ここで詰んでしまった僕は予備校講師をしながら空いた時間に研究を進めるほかなかった。しかしスキマ時間しか使えない状態では業績も思ったように伸ばせず、そうすると研究者として雇われることはない。他の研究者との差が開く一方だった。

このままじゃ一生このままである。「研究者も潮時かなぁ」と半ば諦め始めた僕に転がり込んできた話がデータサイエンティストだった。データサイエンスは簡単に言うと既存のデータを集めてきて分析するという、統計家のような仕事である。それがなんと未経験可(生態学ができればOK)という募集を見つけたのである。仕事をしながら学んでくれたらよいという。「今の手持ちのスキルでは厳しい→これまでと違うスキルが学べそうなポスドクを探したい→技術がないから採用されない」というループにハマってしまっていた僕にとって、願ってもないチャンスだった。これを逃してなるものかと面接にも必死で準備して挑んだ結果、好感触。こうして晴れて僕はデータサイエンティストとしての一歩を踏み出すことになった。

データサイエンティストとして働くことのメリット

マジで偶然の産物でデータサイエンティストになることになったのだが、この選択が良かったのかどうかはまだ分からない。ただ、みなさんが感じるよりは僕は好意的に考えている。

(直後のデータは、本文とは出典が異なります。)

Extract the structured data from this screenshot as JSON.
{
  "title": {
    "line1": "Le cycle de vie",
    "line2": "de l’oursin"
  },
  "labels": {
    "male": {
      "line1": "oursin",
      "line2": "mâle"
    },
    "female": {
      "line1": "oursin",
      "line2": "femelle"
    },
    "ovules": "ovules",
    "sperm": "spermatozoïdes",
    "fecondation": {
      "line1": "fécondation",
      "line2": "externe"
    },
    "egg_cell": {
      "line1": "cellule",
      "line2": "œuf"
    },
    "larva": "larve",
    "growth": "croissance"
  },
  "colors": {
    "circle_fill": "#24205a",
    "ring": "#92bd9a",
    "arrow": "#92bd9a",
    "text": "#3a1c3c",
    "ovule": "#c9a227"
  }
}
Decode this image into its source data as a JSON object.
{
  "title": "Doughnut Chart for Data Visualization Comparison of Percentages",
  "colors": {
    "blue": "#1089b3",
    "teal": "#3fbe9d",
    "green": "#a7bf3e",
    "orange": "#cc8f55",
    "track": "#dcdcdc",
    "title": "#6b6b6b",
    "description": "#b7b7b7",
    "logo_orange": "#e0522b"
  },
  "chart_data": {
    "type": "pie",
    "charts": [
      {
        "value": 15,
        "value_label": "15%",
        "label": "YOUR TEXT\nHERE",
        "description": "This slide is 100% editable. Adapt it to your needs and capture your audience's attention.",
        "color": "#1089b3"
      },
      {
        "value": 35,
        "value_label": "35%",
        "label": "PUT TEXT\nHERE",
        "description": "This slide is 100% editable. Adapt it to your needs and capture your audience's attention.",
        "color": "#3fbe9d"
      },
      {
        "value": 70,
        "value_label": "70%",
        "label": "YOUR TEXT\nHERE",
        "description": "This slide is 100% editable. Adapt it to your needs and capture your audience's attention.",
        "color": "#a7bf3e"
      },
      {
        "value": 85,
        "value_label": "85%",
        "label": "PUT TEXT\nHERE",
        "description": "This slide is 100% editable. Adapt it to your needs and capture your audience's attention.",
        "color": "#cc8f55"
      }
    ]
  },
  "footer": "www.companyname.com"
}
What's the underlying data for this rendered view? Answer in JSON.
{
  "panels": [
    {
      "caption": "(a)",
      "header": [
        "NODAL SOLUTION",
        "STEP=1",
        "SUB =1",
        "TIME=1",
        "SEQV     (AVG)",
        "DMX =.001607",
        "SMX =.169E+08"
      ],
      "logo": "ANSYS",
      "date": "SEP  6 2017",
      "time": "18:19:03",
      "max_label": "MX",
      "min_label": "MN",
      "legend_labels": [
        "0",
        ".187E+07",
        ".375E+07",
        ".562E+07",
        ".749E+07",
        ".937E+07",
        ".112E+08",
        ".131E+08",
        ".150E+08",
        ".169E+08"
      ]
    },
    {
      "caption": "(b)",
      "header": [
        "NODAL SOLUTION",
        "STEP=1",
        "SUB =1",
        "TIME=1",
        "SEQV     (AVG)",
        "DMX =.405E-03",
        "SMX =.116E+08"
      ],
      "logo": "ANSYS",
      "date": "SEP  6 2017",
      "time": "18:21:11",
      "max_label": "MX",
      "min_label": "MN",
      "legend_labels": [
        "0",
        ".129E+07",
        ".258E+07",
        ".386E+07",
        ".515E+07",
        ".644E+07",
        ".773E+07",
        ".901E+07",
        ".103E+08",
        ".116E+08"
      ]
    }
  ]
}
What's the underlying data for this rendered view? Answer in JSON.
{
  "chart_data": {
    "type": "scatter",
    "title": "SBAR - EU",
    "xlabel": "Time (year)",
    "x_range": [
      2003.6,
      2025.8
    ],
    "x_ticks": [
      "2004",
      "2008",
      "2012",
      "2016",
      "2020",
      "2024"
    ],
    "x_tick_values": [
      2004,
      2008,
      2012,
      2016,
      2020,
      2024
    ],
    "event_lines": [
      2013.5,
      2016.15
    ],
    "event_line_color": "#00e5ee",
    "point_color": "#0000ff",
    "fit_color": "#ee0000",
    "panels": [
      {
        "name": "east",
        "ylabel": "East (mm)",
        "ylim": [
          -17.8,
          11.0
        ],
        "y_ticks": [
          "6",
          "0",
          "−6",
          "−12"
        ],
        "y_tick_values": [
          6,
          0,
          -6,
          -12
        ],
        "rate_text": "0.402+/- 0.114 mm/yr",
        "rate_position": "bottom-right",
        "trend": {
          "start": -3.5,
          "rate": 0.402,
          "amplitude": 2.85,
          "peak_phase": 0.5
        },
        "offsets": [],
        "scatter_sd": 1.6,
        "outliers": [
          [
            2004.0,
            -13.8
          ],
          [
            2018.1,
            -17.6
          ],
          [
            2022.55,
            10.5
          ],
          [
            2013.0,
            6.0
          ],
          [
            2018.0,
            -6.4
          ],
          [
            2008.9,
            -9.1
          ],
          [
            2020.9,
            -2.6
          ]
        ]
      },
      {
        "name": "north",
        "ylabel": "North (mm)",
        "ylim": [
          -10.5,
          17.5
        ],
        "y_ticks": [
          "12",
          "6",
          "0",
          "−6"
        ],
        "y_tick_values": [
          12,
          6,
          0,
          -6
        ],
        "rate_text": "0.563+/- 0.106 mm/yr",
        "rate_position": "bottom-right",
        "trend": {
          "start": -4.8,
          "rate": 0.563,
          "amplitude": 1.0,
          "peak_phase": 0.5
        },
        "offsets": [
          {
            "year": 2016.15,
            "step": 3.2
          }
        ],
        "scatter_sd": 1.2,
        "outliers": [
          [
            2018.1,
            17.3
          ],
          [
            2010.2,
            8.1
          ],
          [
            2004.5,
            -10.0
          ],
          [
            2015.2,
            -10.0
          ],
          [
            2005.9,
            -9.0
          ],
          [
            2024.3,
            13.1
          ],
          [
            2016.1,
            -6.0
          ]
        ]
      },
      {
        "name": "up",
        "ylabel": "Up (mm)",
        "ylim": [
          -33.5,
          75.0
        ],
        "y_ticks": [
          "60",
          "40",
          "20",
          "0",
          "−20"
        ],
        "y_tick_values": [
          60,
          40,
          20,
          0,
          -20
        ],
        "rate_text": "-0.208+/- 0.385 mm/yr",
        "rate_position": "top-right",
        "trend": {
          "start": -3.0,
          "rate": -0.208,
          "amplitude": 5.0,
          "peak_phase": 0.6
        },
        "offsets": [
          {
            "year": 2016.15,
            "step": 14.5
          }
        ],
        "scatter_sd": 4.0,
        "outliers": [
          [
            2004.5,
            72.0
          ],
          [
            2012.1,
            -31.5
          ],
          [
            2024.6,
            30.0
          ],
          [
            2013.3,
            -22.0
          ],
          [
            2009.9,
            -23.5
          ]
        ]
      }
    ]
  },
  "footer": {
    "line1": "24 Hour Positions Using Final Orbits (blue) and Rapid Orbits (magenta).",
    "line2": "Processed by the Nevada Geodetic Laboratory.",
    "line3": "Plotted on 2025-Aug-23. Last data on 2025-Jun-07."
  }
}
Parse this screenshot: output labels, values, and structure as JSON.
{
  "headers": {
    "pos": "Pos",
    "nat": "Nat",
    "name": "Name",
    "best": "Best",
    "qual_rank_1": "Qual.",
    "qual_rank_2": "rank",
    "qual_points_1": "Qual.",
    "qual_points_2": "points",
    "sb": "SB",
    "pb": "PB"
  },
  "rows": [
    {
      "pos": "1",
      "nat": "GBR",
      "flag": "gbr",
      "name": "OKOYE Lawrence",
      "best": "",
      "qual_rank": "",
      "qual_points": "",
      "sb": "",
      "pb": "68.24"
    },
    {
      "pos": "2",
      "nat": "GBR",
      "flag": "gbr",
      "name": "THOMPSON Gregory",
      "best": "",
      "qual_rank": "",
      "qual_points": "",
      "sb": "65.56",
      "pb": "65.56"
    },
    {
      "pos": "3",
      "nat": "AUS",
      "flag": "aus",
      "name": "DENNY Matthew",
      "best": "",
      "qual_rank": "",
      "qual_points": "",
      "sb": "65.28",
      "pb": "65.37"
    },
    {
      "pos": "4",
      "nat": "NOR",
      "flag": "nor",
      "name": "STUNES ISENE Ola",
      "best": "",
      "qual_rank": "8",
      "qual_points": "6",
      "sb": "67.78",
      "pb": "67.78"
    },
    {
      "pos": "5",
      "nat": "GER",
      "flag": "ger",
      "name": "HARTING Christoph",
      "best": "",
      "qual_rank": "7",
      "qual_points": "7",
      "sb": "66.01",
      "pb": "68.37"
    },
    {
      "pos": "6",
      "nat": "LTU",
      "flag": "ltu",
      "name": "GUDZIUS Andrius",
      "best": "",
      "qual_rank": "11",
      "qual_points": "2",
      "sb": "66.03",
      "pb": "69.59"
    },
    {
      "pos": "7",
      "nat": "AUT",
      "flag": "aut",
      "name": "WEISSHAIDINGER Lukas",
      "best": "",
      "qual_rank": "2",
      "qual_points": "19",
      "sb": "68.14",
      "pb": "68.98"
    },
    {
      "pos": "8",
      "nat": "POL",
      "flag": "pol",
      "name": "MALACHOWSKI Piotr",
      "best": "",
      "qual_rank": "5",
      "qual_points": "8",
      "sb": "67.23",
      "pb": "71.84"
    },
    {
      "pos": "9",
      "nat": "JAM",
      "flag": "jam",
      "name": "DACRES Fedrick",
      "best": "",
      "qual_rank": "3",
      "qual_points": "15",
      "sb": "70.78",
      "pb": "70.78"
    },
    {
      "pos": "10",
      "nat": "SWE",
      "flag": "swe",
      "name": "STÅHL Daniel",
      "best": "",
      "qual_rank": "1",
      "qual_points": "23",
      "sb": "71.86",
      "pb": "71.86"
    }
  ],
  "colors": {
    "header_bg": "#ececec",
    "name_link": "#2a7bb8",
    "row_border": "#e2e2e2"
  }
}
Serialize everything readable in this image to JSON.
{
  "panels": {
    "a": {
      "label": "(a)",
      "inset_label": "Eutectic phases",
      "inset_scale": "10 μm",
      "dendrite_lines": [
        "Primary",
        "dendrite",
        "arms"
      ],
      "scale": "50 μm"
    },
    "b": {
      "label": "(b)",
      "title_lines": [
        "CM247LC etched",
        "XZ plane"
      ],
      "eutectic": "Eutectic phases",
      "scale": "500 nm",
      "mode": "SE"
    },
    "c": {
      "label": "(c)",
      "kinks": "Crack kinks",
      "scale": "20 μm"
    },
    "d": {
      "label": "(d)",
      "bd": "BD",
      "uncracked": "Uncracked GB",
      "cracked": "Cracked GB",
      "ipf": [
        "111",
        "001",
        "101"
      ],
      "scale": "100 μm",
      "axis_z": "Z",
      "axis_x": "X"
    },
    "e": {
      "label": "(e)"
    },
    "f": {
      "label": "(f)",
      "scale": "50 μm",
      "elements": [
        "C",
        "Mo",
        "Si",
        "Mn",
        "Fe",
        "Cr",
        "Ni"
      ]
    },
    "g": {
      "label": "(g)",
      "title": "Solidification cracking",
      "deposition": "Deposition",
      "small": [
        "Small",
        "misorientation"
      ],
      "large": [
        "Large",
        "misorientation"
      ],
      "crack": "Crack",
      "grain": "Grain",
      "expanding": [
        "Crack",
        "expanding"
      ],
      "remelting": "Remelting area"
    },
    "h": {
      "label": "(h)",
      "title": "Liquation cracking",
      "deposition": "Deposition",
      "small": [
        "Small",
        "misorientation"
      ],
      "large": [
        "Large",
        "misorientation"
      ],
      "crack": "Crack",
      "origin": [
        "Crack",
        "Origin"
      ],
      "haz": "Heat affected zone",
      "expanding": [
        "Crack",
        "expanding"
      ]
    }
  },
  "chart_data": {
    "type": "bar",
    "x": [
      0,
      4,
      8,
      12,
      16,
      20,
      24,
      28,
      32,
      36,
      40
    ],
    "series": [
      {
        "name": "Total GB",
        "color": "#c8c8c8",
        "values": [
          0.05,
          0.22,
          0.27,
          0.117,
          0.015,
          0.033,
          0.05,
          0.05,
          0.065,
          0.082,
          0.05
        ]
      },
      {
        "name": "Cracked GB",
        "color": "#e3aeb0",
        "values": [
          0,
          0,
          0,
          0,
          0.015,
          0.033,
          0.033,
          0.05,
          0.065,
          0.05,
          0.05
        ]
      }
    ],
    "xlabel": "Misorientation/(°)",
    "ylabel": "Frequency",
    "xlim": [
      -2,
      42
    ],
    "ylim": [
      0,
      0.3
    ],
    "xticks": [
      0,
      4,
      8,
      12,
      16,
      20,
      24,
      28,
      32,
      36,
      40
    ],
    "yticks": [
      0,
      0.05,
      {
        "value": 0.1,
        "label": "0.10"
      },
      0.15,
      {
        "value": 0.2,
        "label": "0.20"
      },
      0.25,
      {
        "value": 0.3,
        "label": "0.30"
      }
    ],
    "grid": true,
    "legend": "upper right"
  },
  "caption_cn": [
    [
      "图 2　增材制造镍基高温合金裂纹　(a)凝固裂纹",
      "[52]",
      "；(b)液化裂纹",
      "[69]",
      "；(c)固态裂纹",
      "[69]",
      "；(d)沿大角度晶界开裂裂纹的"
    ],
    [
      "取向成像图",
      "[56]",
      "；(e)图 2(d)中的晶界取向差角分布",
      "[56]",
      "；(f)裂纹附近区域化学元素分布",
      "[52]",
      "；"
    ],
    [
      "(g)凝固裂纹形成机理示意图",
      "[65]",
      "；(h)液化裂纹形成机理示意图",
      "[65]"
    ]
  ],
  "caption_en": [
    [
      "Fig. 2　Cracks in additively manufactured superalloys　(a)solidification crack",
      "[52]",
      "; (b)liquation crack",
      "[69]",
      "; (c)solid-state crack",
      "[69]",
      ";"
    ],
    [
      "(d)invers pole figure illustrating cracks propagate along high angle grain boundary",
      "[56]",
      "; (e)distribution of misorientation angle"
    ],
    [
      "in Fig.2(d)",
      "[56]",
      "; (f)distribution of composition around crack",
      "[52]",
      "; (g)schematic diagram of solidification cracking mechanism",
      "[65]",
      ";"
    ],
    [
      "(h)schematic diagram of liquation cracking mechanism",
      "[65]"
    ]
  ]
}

まず、今後の選択肢が増えたことがある。データサイエンス(機械学習)の分野は発展途上であり、今後様々な分野で必要になる可能性が高い。もしカエル研究者としての人生がダメになったとしても、企業や国立の機関なんかで働ける可能性も結構あると思っている。将来への不安が著しく改善されたのだ。これはカエル研究者一本の状態では到底為し得なかったもの。選択肢やセーフティネットの存在は、5年以下(ひどいものだと1年とか)の有期雇用が40歳前後まで続いて絶えずふるいにかけられることを余儀なくされる研究者にとって無茶苦茶大きいことだ。安心感が違う。

次に研究の新たな展開だ。研究者というのはどうしてもこれまで培った技術に依存してしまうが、そこで全く違う方向性の新たな武器を手に入れられたのが相当大きいと思う。これまでとは全く違う発想の研究だってできるかもしれない。新たな人脈と新しい共同研究ができるかもしれない。大きく道が広がった気分である。

従って、データサイエンティストとしての仕事が今は楽しくて仕方がない。ここのところは勉強をしてモデルを当てはめて頭をひねってという学生時代のような日々だが、仕事もお金もなくて絶望していたあの暗い日々からするとお金をもらえて研究や勉強ができるのは天国のような気分である。

これまでの自分の専門と全く違う分野に挑戦することの怖さはあった。しかし、自分の純粋研究者としての適性に疑問を感じていたことも事実である。研究者としてバリバリやっている人たちは、やっぱり天才なのである。研究を人生として捧げられるという言い方が合っているのかはわからないが、研究が趣味にもなっているように見える。僕は研究も好きだし楽しいけど、やっぱりそれだけじゃなくいろんなことをしたいと思ってしまう。結婚だってしたいし、子供だって育てたい。ゲームだってしたいし、休日には遊びに行きたい。僕には純粋研究者としてやっていくほどのスペックが足りていないから、それらの時間すべてを犠牲にして研究に捧げないとついていけないだろう。そんな人生でいいのかと思ってしまった。研究だけが人生じゃないのも事実である。

だからこそ、純粋研究だけの世界でなく、他の世界にもつながりながら研究できればいいなと僕は思っている。それが僕なりの研究者として幸せに生きていくためのひとつの解決法なのかもしれない。そんな風に思っている。


というわけで、門外漢の僕がデータサイエンティストとして歩み始めた話を締めさせてもらう。次の記事では生態学とデータサイエンスが意外にマッチしていた話など書いていきたいと思っている。ここまで読んでいただき感謝。